2. Meningkatkan pengetahuan masyarakat tentang TB dan pentingnya pemeriksaan serta pengobatan tuntas.
3. Mengurangi stigma negatif masyarakat terhadap penyakit TB.
4. Meningkatkan penjaringan suspek TB dan penemuan penderita TB di wilayah kerja Puskesmas Koto Bangko.
5. Mendukung penurunan angka kesakitan dan kematian akibat TB.

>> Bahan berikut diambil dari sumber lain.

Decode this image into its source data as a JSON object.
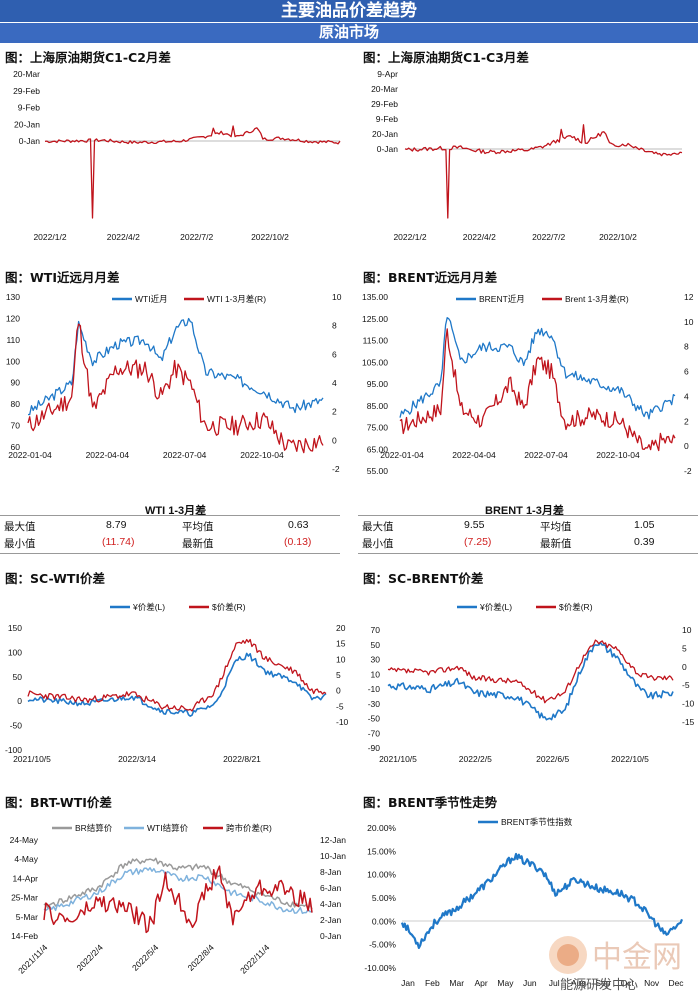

6. Memperkuat kerja sama lintas program dan lintas sektor dalam penanggulangan TB.
 
ALUR PELAYANAN :
1. Tim mengidentifikasi pasien TB dan data kontak erat.

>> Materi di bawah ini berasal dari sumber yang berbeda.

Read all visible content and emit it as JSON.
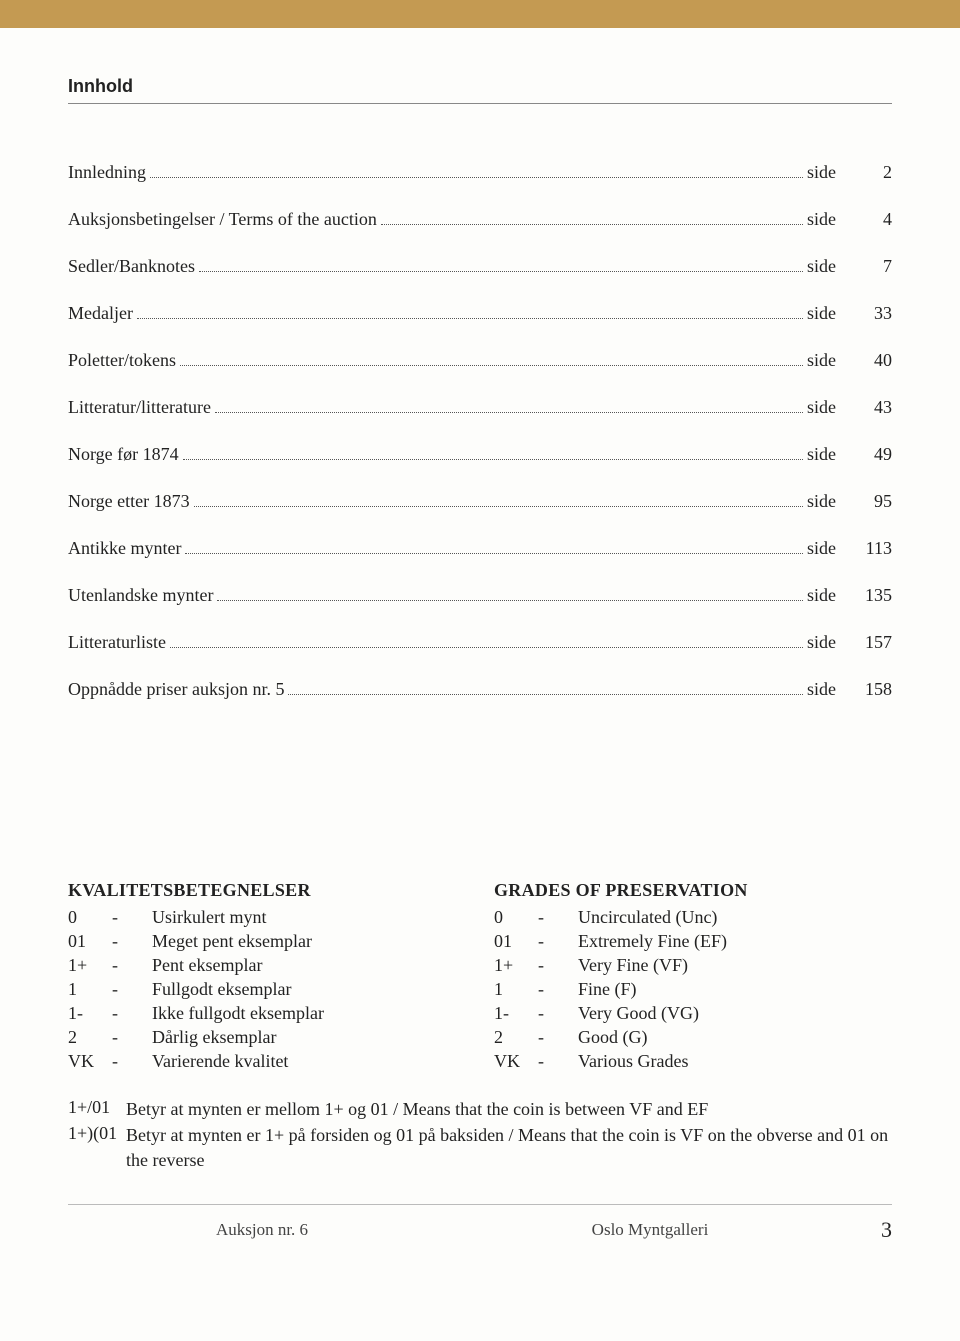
{
  "colors": {
    "top_bar": "#c49a52",
    "background": "#fdfdfb",
    "heading_border": "#888888",
    "text": "#222222",
    "footer_rule": "#bbbbbb"
  },
  "typography": {
    "body_font": "Georgia, 'Times New Roman', serif",
    "heading_font": "Arial, Helvetica, sans-serif",
    "body_size_pt": 14,
    "heading_size_pt": 14,
    "page_number_size_pt": 17
  },
  "heading": "Innhold",
  "toc": {
    "side_label": "side",
    "items": [
      {
        "label": "Innledning",
        "page": "2"
      },
      {
        "label": "Auksjonsbetingelser / Terms of the auction",
        "page": "4"
      },
      {
        "label": "Sedler/Banknotes",
        "page": "7"
      },
      {
        "label": "Medaljer",
        "page": "33"
      },
      {
        "label": "Poletter/tokens",
        "page": "40"
      },
      {
        "label": "Litteratur/litterature",
        "page": "43"
      },
      {
        "label": "Norge før 1874",
        "page": "49"
      },
      {
        "label": "Norge etter 1873",
        "page": "95"
      },
      {
        "label": "Antikke mynter",
        "page": "113"
      },
      {
        "label": "Utenlandske mynter",
        "page": "135"
      },
      {
        "label": "Litteraturliste",
        "page": "157"
      },
      {
        "label": "Oppnådde priser auksjon nr. 5",
        "page": "158"
      }
    ]
  },
  "grades_left": {
    "heading": "KVALITETSBETEGNELSER",
    "rows": [
      {
        "code": "0",
        "dash": "-",
        "desc": "Usirkulert mynt"
      },
      {
        "code": "01",
        "dash": "-",
        "desc": "Meget pent eksemplar"
      },
      {
        "code": "1+",
        "dash": "-",
        "desc": "Pent eksemplar"
      },
      {
        "code": "1",
        "dash": "-",
        "desc": "Fullgodt eksemplar"
      },
      {
        "code": "1-",
        "dash": "-",
        "desc": "Ikke fullgodt eksemplar"
      },
      {
        "code": "2",
        "dash": "-",
        "desc": "Dårlig eksemplar"
      },
      {
        "code": "VK",
        "dash": "-",
        "desc": "Varierende kvalitet"
      }
    ]
  },
  "grades_right": {
    "heading": "GRADES OF PRESERVATION",
    "rows": [
      {
        "code": "0",
        "dash": "-",
        "desc": "Uncirculated (Unc)"
      },
      {
        "code": "01",
        "dash": "-",
        "desc": "Extremely Fine (EF)"
      },
      {
        "code": "1+",
        "dash": "-",
        "desc": "Very Fine (VF)"
      },
      {
        "code": "1",
        "dash": "-",
        "desc": "Fine (F)"
      },
      {
        "code": "1-",
        "dash": "-",
        "desc": "Very Good (VG)"
      },
      {
        "code": "2",
        "dash": "-",
        "desc": "Good (G)"
      },
      {
        "code": "VK",
        "dash": "-",
        "desc": "Various Grades"
      }
    ]
  },
  "notes": [
    {
      "key": "1+/01",
      "text": "Betyr at mynten er mellom 1+ og 01 / Means that the coin is between VF and EF"
    },
    {
      "key": "1+)(01",
      "text": "Betyr at mynten er 1+ på forsiden og 01 på baksiden / Means that the coin is VF on the obverse and 01 on the reverse"
    }
  ],
  "footer": {
    "left": "Auksjon nr. 6",
    "right": "Oslo Myntgalleri",
    "page": "3"
  }
}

2. Tim bersama kader TB dan bidan desa melakukan pelacakan kontak serumah dan setempat kerja.
3. Tim memberikan edukasi kepada masyarakat dan suspek TB.
4. Suspek TB menyerahkan sampel dahak untuk diperiksa.
5. Tim PENA TB menghubungi petugas laboratorium puskesmas.
6. Petugas laboratorium mempacking sampel dahak.
7. Sampel yang sudah dipacking diantar ke Puskesmas Sungai Geringging untuk pemeriksaan.
8. Hasil pemeriksaan diterima dan digunakan untuk tindak lanjut pasien.
9. Pasien mendapatkan pelayanan lanjutan berupa obat, konseling, pelayanan gizi, dan skrining kejiwaan sesuai kebutuhan.
10. Seluruh kegiatan dicatat, dilaporkan, dan dievaluasi secara berkala.
 
Sesudah adanya inovasi PENA TB, pelaksaannya melibatkan lintas program dan lintas sector. Selain itu, Bertambahnya pengetahuan masyarakat mengenai TB sehingga mengurangi stigma negative tentang penyakit TBC dan meningkatkan motivasi untuk berobat sampai tuntas. Yang berdampak pada meningkatnya penjaringan suspec TB di wilayah kerja Puskesmas Koto Bangko. Pengembangan PENA TB lebih meningkatkan kesadaran masyarakat mengenai pentingnya memeriksaan dahak dan mengobati TB sampai tuntas, dibuatkan media penyuluhan berupa video testimoni dari penderita TB yang berhasil tuntas dalam menjalankan pengobatan TB (sembuh). Selain itu, Pasien TB yang datang kepuskesmas tidak hanya mendapatkan pelayanan cek labor dan obat rutin saja tapi juga mendapatkan pelayanan gizi dari tenaga gizi puskesmas koto bangko dan mendapatkan skrining kejiwaan dari petugas skrining Puskesmas Koto Bangko.